Le problème est que la CEAG, dans son fonctionnement actuel, est structurellement pensée pour l’import. Sa force réside dans la négociation groupée avec des fournisseurs internationaux et l’achat en volume de denrées sèches et de produits frais importés, au lancement d’Angondjé, les produits frais mis en avant étaient les poulets et les oignons, pas le poisson local. Le poisson du Komo, lui, n’entre dans aucun circuit d’importation : il est pêché, débarqué, transporté et vendu localement, avec des coûts intermédiaires (carburant, glace, transport, marges des mareyeurs) que le modèle d’achat groupé à l’international ne touche pas.

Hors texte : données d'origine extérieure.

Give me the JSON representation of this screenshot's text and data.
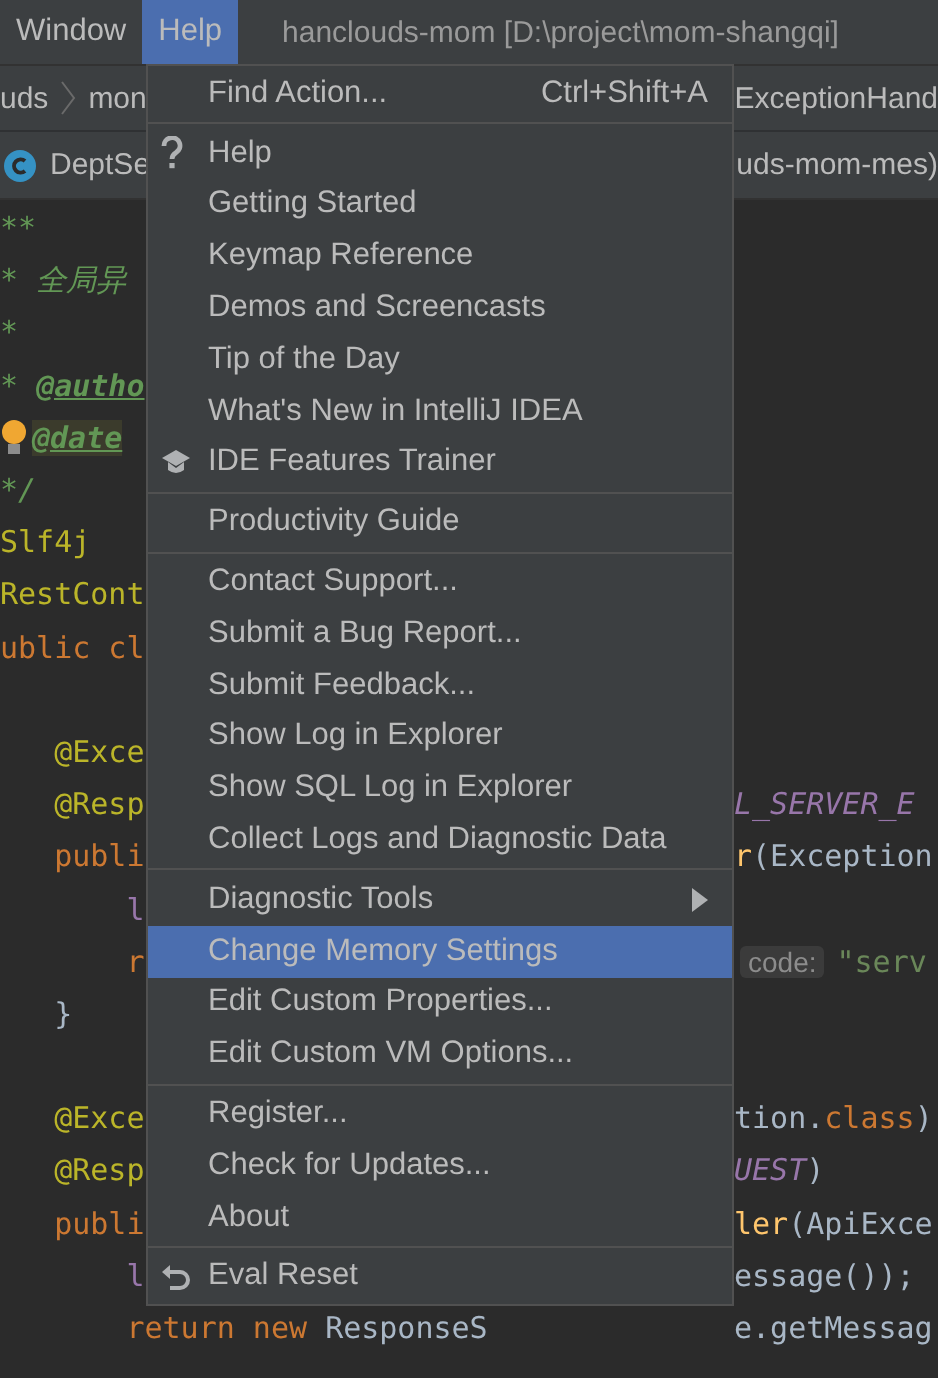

La CEAG affiche pourtant une quatrième mission, moins médiatisée que ses méga-marchés : promouvoir l’achat et la consommation des produits locaux. C’est précisément le terrain sur lequel le corridor du Komo pourrait s’articuler avec elle, non pas en répliquant le modèle d’importation groupée, mais en organisant un circuit court entre les points de débarquement (CAPAL, Komo) et les points de vente, avec un prix négocié en amont plutôt que fixé par une chaîne d’intermédiaires. C’est d’ailleurs le principe qu’appliquait déjà l’ancien marché aux poissons du CAPAL, où les prix homologués échappaient à la loi de l’offre et de la demande.

Le test de crédibilité de la CEAG, porte justement sur sa capacité à dépasser l’événement ponctuel pour devenir un mécanisme durable. Étendre son périmètre au poisson frais local, en s’appuyant sur les nouveaux volumes potentiels du Komo, serait un test concret de cette ambition, mais cela suppose un investissement dans la chaîne du froid et la logistique de débarquement que rien, à ce stade, ne confirme publiquement.

Sans cette articulation explicite entre la politique de réouverture des zones de pêche et l’outil de régulation des prix censé en bénéficier aux consommateurs, les deux dispositifs avancent en parallèle plutôt qu’en complémentarité et le kilo de poisson à 3 000 fcfa risque de rester une réalité du marché, indépendamment du nombre de pirogues autorisées à pêcher.